The notion that we are not fully human until we have washed ourselves pure all the way through, pure and white as the Lamb, is, to my mind, highly obnoxious. I don’t know where it came from, or why it has taken such a grip on us in this age. I think it is a Protestant doctrine — Roman Catholics have always been much more sensible about human weakness (so I’m guessing that Mel finds it as obnoxious as I do, whatever his lawyers are telling him to say to the press). It certainly has some deep roots in American culture, from the Puritans and the old Philadelphia Quaker sects."

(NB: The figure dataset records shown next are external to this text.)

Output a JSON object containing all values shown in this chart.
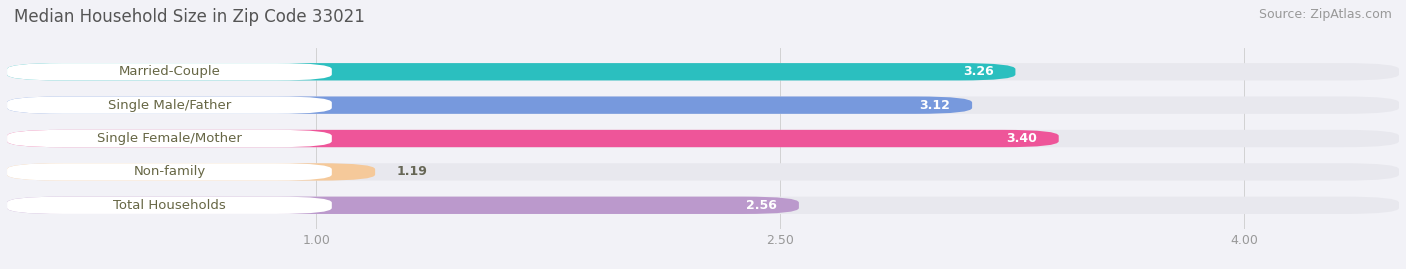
{
  "title": "Median Household Size in Zip Code 33021",
  "source": "Source: ZipAtlas.com",
  "categories": [
    "Married-Couple",
    "Single Male/Father",
    "Single Female/Mother",
    "Non-family",
    "Total Households"
  ],
  "values": [
    3.26,
    3.12,
    3.4,
    1.19,
    2.56
  ],
  "bar_colors": [
    "#2bbfbf",
    "#7799dd",
    "#ee5599",
    "#f5c99a",
    "#bb99cc"
  ],
  "background_color": "#f2f2f7",
  "bar_bg_color": "#e8e8ee",
  "xmin": 0.0,
  "xmax": 4.5,
  "xticks": [
    1.0,
    2.5,
    4.0
  ],
  "xtick_labels": [
    "1.00",
    "2.50",
    "4.00"
  ],
  "title_fontsize": 12,
  "source_fontsize": 9,
  "label_fontsize": 9.5,
  "value_fontsize": 9,
  "bar_height": 0.52,
  "label_text_color": "#666644",
  "value_in_color": "#ffffff",
  "value_out_color": "#666655"
}
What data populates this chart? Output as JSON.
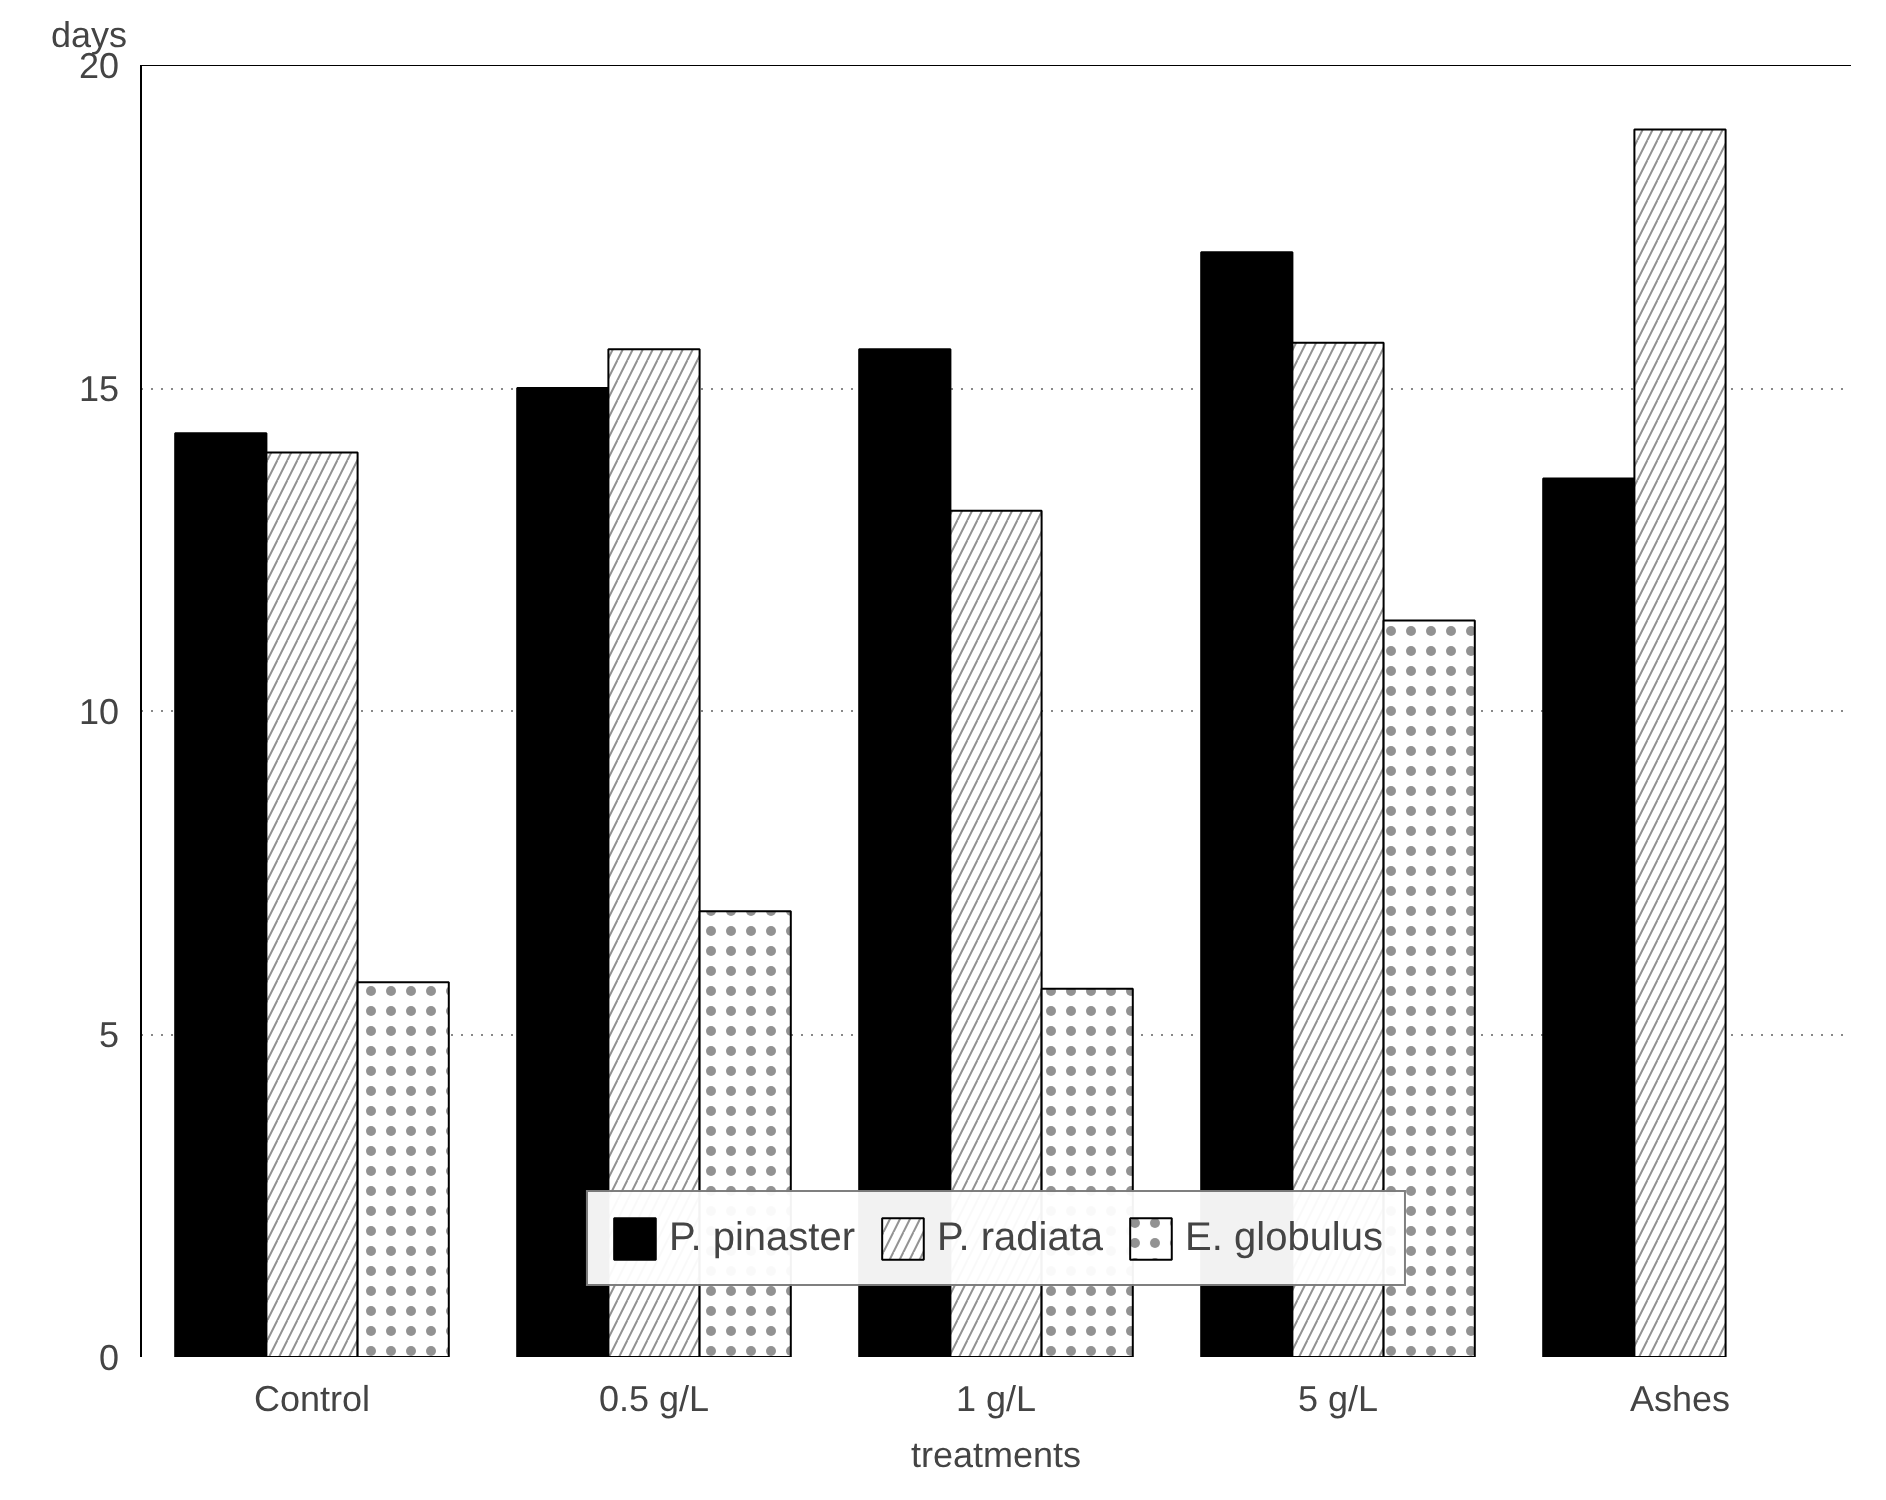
{
  "chart_data": {
    "type": "bar",
    "xlabel": "treatments",
    "ylabel": "days",
    "categories": [
      "Control",
      "0.5 g/L",
      "1 g/L",
      "5 g/L",
      "Ashes"
    ],
    "series": [
      {
        "name": "P. pinaster",
        "color": "#000000",
        "values": [
          14.3,
          15.0,
          15.6,
          17.1,
          13.6
        ]
      },
      {
        "name": "P. radiata",
        "color": "#ffffff",
        "values": [
          14.0,
          15.6,
          13.1,
          15.7,
          19.0
        ]
      },
      {
        "name": "E. globulus",
        "color": "#ffffff",
        "values": [
          5.8,
          6.9,
          5.7,
          11.4,
          null
        ]
      }
    ],
    "ylim": [
      0,
      20
    ],
    "yticks": [
      0,
      5,
      10,
      15,
      20
    ],
    "grid": "y",
    "legend": "bottom"
  }
}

Seriously, why are we always so shocked to find that people are... well... sinners?

 
At 12:14 PM, Anonymous BT said...

Well anonymous, I don't want to get too overtly political, but while what Derbyshire sounds completely reasonable, I wonder what he and his fellow writers at the Corner felt about Bill Clinton's "sins"? For the record, I'm not talking so much about the perjury, which is a criminal offense, but rather Clintons affection for women not named Hillary. My guess is that the Derb wasn't so forgiving. But since I don't read the Corner very much, I could be wrong.

 
At 10:17 PM, Anonymous Prankster said...

Mel's not going to get thrown out of Hollywood. People never are for things like this. However, "Apocalypto" is almost a guaranteed bomb--I'm personally really interested in seeing it, but I've got to be in a tiny minority here--and it would be a shame if people started equating its failure with this anti-semitic stuff. I do hope Mel will continue to make movies, just like Landis, Salva and Polanski.

 
At 10:39 PM, Anonymous Prankster said...

And, y'know, I'm sorry to once again don the mantle of Shrill Liberal Contrarian here, but your statement "Being a Communist back in the ‘40s and ‘50s, the heyday of Stalin and Mao, was certainly at least as morally disgusting as being anti-Semitic, isn’t it?" No, Ken, being a supporter of Stalin or Mao was morally disgusting. Being a communist wasn't. The two things are quite different, and were even at the time. Hell, it seems to me that even Stalin and Mao weren't exactly big fans of Mao and Stalin...respectively.